Hello Elsa
In your question, you mentioned the issue of quality and sweaters that pill and fuzz (that's the english expression for it). I have had sweaters by TSE and N.Peal, and some were terrific and others complete garbage.I would suggest the problem isn't a brand, but the ply of the cashmere itself.
A good cashmere sweater should be at least 4-ply, which makes a good, long lasting, soft cashmere sweater. The higher the ply, the softer, warmer, thicker (but never heavy like wool) the sweater. 8 ply and higher is wonderful; it is also extremely expensive, and usually used only by luxury brands. The higher the ply, the higher the quality, softness and durability, and, of course, price. I have seen cashmere go up to 12-ply- in a locked showcase at the store. I did not dare ask about the price.

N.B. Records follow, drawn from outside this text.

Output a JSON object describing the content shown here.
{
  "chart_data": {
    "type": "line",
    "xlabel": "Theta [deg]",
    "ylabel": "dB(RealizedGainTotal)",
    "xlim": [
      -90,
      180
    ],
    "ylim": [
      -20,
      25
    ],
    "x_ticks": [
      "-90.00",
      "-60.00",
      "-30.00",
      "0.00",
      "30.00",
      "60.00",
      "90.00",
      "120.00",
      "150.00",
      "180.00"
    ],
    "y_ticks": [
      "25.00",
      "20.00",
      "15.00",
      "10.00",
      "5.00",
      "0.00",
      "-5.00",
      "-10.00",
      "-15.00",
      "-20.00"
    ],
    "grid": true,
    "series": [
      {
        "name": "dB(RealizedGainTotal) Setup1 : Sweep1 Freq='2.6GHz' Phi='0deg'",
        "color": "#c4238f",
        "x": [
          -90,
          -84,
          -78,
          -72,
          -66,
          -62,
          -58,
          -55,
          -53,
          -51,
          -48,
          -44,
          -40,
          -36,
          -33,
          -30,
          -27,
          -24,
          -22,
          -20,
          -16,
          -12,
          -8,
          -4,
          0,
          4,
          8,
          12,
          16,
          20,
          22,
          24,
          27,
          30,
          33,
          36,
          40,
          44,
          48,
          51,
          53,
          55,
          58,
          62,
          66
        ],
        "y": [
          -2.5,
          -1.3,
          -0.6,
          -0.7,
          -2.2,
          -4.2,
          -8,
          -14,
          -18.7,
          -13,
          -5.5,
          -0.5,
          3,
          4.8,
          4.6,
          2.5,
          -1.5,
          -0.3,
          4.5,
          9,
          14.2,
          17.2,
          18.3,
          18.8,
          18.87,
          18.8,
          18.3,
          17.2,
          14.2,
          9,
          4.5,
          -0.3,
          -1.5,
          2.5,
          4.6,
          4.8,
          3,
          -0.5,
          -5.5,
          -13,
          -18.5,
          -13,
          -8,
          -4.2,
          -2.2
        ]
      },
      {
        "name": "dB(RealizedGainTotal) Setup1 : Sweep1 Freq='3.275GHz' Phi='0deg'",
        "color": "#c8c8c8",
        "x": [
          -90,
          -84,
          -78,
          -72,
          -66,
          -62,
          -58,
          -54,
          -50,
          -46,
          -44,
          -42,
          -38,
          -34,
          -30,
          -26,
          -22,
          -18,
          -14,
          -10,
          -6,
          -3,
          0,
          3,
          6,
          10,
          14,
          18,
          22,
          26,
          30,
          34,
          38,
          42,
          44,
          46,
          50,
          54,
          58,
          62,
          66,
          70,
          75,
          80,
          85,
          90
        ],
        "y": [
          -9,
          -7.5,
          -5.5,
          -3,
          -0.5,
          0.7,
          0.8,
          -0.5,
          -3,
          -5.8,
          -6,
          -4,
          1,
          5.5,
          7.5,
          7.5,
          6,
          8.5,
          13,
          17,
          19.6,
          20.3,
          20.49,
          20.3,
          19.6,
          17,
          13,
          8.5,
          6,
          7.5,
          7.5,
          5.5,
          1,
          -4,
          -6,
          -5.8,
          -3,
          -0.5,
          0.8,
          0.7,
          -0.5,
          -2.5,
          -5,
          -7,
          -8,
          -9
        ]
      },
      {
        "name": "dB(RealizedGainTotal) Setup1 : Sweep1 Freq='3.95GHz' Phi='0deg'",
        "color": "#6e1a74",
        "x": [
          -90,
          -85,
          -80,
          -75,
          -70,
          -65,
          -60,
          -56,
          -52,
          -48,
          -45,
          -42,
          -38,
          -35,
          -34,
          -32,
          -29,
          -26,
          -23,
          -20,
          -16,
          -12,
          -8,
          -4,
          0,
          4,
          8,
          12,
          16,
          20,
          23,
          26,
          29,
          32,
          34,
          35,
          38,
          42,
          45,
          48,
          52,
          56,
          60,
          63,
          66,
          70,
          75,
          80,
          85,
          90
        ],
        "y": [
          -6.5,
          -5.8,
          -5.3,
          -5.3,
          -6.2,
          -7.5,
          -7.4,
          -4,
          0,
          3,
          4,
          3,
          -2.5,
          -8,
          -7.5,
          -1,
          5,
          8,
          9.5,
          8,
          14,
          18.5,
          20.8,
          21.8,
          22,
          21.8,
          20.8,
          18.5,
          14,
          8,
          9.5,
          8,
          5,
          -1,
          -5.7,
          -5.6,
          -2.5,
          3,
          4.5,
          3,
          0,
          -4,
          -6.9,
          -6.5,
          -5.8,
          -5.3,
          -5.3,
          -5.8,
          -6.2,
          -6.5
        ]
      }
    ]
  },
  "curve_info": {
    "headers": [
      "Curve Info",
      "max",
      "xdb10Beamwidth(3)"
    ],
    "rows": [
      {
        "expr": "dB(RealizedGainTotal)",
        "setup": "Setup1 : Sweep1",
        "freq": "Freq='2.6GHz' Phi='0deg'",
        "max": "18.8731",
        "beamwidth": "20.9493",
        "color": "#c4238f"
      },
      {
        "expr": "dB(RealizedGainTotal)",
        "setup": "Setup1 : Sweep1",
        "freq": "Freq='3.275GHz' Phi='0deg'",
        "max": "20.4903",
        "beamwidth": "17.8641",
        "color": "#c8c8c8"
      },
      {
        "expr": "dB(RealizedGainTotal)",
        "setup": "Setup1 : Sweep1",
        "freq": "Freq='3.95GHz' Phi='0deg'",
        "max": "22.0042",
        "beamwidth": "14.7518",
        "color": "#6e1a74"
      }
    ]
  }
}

Another consideration is country of origin. Cashmere used to only come from Mongolia; back then cashmere was extremely expensive-you could never find it at mid-range department stores or discount outlets. Eventually farmers figured out how to raise the goats in China (and also, if I am correct, parts of India); but the climate and diet is different, so the goats grow a different quality wool. (Think of fur- a Canadian beaver fur will be very different from a South American beaver fur- the climate makes the animal's fur/hair grow differently).
The laws on the labelling are unclear- if the label says "Made in China", it could be Mongolian cashmere that was only knitted in China, or it could be knitted in China from Chinese cashmere. As far as I know, no country requires the label to tell you where the fabric/yarn was made- only the content.
I believe Loro Piana, Filatura di Crosa, Cariaggi and Noro Cash are all excellent cashemere mills; they are all in Italy so if you are determined you could simply buy the cashmere from them (many people do, at warehouse sales, then re-sell them on EBay) and either knit, learn to knit, or pay someone to knit the sweater you want for you.